Knowing what to post on social media as a business can be challenging. If you are just starting you’ll feel you don’t even know where to begin one moment and overwhelmed with ideas the next one. 

Avoid wasting too much time while looking for inspiration by not allowing yourself to slip into daydreaming. Google your top competitors and write down social media tricks that stand out from their social media pages. 

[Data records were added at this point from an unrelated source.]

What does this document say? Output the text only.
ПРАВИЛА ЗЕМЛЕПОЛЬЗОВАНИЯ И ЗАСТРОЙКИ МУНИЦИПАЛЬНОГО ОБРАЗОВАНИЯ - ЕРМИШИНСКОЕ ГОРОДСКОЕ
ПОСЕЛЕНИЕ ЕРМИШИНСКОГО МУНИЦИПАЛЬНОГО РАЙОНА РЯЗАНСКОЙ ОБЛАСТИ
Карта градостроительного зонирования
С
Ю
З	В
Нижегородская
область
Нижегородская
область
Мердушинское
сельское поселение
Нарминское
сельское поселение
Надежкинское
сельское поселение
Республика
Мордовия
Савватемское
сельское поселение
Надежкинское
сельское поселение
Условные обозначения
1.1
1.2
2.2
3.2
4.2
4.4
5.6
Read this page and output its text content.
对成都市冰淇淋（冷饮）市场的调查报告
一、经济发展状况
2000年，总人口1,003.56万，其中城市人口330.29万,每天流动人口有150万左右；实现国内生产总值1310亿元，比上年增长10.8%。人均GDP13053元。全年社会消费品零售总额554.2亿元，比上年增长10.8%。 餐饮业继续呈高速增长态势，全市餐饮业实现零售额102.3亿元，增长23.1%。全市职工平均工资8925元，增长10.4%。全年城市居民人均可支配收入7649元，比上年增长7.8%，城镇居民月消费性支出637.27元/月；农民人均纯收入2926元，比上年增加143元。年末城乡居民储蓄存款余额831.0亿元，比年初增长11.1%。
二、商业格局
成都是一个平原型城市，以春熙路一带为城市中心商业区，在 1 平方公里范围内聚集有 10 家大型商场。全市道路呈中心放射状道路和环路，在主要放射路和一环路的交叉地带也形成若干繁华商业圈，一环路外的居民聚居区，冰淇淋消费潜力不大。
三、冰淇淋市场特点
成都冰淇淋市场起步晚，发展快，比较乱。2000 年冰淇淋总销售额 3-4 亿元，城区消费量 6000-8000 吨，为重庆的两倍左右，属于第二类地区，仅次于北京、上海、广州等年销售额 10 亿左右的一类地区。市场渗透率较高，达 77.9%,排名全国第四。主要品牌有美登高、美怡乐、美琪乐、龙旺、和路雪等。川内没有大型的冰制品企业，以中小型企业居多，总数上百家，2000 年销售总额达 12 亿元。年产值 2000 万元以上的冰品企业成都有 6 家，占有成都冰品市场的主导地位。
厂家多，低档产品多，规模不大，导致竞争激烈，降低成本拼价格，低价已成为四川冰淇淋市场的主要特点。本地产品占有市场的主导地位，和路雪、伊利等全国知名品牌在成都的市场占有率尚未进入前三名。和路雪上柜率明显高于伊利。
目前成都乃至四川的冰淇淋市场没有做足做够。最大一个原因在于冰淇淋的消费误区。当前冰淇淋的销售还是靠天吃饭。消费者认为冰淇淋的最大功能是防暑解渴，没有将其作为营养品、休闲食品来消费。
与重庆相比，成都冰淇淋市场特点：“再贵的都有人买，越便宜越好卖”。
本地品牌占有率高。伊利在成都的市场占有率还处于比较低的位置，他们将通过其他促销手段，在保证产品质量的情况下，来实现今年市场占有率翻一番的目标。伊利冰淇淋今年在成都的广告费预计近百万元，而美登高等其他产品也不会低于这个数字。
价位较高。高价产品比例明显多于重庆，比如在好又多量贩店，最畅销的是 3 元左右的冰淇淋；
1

For example, look at their hashtags

  • how many they are 
  • how they are grouped 
  • how challenging the language they use is 
  • how frequent they appear in posts 
  • etc.

And if you think you have a tight grasp on your particular industry’s knowledge, feel free to look for topics and patterns for social media posts on pages that are not related to your domain at all. 

However, you need to be hyper-aware of what your field of interest IS and ISN’T. Otherwise, you can easily be led to believe that what works for industry X will work for industry Y and that could cost you. 

Confident man near a pile of hard-earned certificates.

For instance, if you know for certain that ebooks are a big deal for your customer base then you understand that long-form content is the way to go. 

That being said, just because spreading info in Twitter threads is a thing that marketers do nowadays, doesn’t mean you have to publish your ebook on Twitter threads just to have the best of both worlds. 

It means you should publish your ebook as blog posts on your website and then:

  • tweet a quote and link to the blog 
  • post a few intriguing paragraphs on Facebook and link to the blog 
  • pin a booming statistic on Pinterest and link to the blog 

That’s the sane way to promote social media content.

Handhold your audience – existing and future one

On the flip side, you can always ask your social media followers what kind of content they want to see from your business page. But if you want them to engage at all, you should be super specific. 

For instance, if you would like to pick their brains in terms of the types of content they’d like more, don’t just simply ask the question in a status update. 

Twitter status screenshot.

This is laughable nowadays. People only have a few seconds of attention to engage with you so you need to narrow it down for them and assist them in their decision-making. 

Do this instead: 

  • 📊 go to your Google Analytics reports and check out your top performing posts 
  • 📢 create a poll-type of post in which you ask them a very specific multiple-choice question tightly related to the top performing content as shown by your analytics reports 

For example, if you sell online courses for digital marketers and notice a clear spike in popularity among your SEO posts, then you can ask your audience to vote on the SEO subtopic they want to learn about next and offer them some choices, say: keyword research, organic search, and guest posting. 

Twitter poll screenshot.

This approach makes it easier for your followers to make a decision and engage with you. They simply won’t sit and ruminate on your question for long otherwise. 

What people expect out of social media is to learn something or about something in a quick, easy, and preferably entertaining way.

Therefore, a big part of getting people to consume your content is putting in the effort to walk them through it in ways you’ll have them coming back for more.